My girls have really latched onto this concept and call it “Me Time”. I’m amazed at how they plan what we’ll do and look forward to it all day…and we usually just end up coloring together! The theory is that kids needs that special interaction with a parent to feel valued and important…and that, in turn, will lessen negative behaviors.
My other new favorite parenting resource is a book called Real Love in Parenting.
I’m also still in the thick of studying this one but it has already COMPLETELY revolutionized the way I think about disciplining my kids. The most eye-opening theory on which he bases his book claims that most of us do not unconditionally love our children. Ouch. But he doesn’t mean it as an insult, he simply means that most of us have never even experienced unconditional love ourselves and we therefore can’t show it to others.
According to Baer, we show conditional love when we react to our children in anger or disappointment. He says these two emotions have no place in correcting our kids.
Um, say what?? I can’t show that I’m angry or disappointed when my kid’s being a punk??

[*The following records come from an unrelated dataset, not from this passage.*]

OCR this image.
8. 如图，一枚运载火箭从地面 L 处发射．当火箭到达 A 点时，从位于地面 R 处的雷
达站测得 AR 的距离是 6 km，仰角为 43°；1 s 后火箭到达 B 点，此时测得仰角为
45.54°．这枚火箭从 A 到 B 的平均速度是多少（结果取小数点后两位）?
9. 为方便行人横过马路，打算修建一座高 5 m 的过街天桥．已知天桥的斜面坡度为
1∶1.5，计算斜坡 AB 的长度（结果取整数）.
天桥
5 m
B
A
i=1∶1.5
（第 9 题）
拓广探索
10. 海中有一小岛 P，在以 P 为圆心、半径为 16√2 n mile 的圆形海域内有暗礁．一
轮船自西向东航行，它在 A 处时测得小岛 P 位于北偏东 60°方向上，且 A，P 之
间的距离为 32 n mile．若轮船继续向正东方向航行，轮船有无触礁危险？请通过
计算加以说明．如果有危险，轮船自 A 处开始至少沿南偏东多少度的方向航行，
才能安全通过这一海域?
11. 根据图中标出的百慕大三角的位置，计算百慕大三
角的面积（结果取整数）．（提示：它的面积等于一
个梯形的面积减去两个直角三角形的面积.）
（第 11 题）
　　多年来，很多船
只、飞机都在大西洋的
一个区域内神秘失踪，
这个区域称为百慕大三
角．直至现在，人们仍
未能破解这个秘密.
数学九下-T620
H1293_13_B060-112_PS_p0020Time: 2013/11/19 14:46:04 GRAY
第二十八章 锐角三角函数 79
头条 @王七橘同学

This guy says that what we’re doing when showing these emotions is focusing on how WE feel, and not on the children. Has a kid ever behaved better because his parent was mad or disappointed at him? Oh, sure. But probably out of fear or guilt, NOT because he genuinely felt loved by his parent.
I’ve found that on the days that I simply focus on eliminating anger and disappointment from my interactions with my kids, things go SO much more smoothly!! Not to mention my mood stays positive, no matter what my kids do.
If you’re having trouble disciplining or feel like you’re often at the end of your rope, I can’t recommend these two resources highly enough! I also can’t wait to get all the way through them both.